Despite geopolitical uncertainty and economic volatility in several regions, cross-border transactions remain an important source of deal activity.

More than one-third of IMAP’s transactions during the first half of 2026 involved international buyers or sellers, highlighting the increasingly global nature of corporate growth strategies. Companies continue to look beyond their domestic markets to access new technologies, strengthen capabilities, acquire talent, and expand into attractive geographies.

Across Europe, North America, Asia, and Latin America, the underlying message is consistent: the most strategic buyer is not always the closest one.
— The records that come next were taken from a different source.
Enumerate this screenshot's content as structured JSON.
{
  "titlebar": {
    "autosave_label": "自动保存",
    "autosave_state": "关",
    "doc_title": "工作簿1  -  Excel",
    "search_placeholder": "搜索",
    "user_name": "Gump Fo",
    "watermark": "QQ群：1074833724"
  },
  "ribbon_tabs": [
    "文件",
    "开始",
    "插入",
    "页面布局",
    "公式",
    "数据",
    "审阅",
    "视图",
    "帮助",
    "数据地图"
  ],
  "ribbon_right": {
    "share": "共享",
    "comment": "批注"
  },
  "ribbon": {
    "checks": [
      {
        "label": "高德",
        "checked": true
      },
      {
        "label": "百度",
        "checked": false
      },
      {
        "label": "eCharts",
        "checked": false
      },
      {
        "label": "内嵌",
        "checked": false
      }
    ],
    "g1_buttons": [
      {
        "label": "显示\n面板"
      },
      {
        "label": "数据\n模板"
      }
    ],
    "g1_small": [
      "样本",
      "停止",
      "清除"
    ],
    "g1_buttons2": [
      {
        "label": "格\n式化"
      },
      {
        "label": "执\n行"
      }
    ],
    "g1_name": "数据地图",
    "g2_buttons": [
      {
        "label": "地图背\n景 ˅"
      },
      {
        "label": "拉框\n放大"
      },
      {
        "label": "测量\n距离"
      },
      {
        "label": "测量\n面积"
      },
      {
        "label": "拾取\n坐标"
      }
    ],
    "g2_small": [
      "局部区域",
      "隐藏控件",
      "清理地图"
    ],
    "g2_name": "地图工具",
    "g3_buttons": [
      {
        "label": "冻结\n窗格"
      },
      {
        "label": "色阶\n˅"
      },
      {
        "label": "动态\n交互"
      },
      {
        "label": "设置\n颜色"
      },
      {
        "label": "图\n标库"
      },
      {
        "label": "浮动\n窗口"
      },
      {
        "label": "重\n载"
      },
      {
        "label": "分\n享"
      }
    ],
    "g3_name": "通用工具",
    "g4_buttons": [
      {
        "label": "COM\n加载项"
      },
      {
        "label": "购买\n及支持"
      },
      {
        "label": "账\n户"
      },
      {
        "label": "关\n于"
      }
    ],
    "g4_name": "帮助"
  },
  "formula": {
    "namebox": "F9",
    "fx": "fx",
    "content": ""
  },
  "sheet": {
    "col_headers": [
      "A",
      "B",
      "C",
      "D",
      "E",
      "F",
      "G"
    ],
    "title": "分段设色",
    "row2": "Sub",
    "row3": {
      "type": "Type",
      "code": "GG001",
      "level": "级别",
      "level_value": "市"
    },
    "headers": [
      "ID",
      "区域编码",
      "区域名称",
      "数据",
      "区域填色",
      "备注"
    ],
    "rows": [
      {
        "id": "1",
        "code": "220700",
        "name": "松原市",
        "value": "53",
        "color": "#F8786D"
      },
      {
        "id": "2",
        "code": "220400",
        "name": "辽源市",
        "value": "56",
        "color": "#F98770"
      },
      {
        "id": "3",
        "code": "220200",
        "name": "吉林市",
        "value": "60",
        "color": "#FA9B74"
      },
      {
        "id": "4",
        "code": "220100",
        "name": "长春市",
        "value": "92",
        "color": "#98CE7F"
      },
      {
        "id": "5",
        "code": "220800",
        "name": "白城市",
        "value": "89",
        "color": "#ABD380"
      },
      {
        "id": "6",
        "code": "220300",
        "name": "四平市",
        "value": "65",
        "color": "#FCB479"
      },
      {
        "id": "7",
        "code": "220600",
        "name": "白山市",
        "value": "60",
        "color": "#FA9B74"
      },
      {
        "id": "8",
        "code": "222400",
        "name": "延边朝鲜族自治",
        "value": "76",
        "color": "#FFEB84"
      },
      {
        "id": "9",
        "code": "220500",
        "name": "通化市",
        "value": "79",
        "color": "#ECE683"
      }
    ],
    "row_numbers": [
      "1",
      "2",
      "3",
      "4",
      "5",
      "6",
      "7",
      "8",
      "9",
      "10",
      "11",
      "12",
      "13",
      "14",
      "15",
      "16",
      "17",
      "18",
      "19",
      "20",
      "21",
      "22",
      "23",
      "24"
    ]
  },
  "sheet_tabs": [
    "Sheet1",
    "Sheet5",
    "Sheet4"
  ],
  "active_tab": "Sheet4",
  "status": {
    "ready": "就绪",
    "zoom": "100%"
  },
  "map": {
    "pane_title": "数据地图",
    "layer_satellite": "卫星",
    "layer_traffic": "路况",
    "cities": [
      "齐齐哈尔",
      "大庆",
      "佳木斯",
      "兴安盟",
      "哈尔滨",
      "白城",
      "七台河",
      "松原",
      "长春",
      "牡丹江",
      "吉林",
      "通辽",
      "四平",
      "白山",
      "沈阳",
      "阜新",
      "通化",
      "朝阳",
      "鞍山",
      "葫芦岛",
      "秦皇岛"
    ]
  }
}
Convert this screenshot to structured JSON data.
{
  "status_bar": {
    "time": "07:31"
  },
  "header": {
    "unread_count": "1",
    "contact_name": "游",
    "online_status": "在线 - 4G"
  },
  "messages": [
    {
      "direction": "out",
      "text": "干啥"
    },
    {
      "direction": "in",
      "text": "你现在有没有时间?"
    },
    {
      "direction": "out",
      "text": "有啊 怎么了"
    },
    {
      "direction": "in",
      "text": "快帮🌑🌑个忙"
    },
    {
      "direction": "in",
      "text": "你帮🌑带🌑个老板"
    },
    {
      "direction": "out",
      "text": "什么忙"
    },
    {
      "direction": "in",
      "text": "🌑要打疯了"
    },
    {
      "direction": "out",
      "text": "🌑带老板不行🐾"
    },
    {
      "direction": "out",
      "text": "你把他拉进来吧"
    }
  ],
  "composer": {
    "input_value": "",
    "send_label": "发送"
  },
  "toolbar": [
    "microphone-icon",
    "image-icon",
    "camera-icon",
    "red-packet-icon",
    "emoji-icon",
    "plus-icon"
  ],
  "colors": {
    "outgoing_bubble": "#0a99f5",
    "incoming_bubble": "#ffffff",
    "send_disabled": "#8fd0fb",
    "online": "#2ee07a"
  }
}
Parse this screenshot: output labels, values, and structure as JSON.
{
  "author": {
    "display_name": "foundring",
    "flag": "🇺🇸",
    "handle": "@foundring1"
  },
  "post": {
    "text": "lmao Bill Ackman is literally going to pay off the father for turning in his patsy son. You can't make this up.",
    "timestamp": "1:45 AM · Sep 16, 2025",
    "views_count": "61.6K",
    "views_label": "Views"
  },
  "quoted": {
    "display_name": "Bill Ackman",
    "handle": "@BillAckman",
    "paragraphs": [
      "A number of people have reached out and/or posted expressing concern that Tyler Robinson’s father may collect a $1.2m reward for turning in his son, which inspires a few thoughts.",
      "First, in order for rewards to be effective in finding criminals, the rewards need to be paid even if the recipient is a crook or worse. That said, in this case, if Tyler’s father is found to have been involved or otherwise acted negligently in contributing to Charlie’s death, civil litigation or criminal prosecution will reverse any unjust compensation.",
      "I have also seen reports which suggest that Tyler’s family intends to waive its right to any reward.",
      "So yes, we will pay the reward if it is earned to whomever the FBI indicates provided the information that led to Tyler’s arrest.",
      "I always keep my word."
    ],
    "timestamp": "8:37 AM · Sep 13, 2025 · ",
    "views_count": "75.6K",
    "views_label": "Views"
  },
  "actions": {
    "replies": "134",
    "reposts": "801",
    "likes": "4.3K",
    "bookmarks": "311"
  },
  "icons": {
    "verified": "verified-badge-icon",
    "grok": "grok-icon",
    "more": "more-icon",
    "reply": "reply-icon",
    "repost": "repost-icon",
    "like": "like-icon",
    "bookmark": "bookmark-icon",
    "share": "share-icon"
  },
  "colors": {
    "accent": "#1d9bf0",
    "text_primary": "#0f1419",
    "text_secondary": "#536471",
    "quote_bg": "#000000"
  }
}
As markets become more interconnected, identifying the right international partner has become a critical driver of value creation.

Looking Ahead: Opportunity Remains, but Execution Is Critical

The outlook for the second half of 2026 remains cautiously optimistic.

Across virtually every region covered in the report, IMAP partners highlight healthy pipelines, available capital, and continued buyer appetite. However, transaction success increasingly depends on execution. Investors are demanding more information, due diligence processes are becoming more comprehensive, and geopolitical uncertainty continues to influence decision-making.

Looking forward, several themes are expected to shape the market: ongoing industry consolidation, increasing cross-border activity, succession-driven transactions, and a growing need for private equity firms to deliver exits. At the same time, artificial intelligence will continue to influence how businesses are assessed, valued, and positioned for future growth.

The conclusion is clear: opportunities remain abundant across the global M&A market. The challenge is no longer finding deals. The real differentiator is executing them successfully.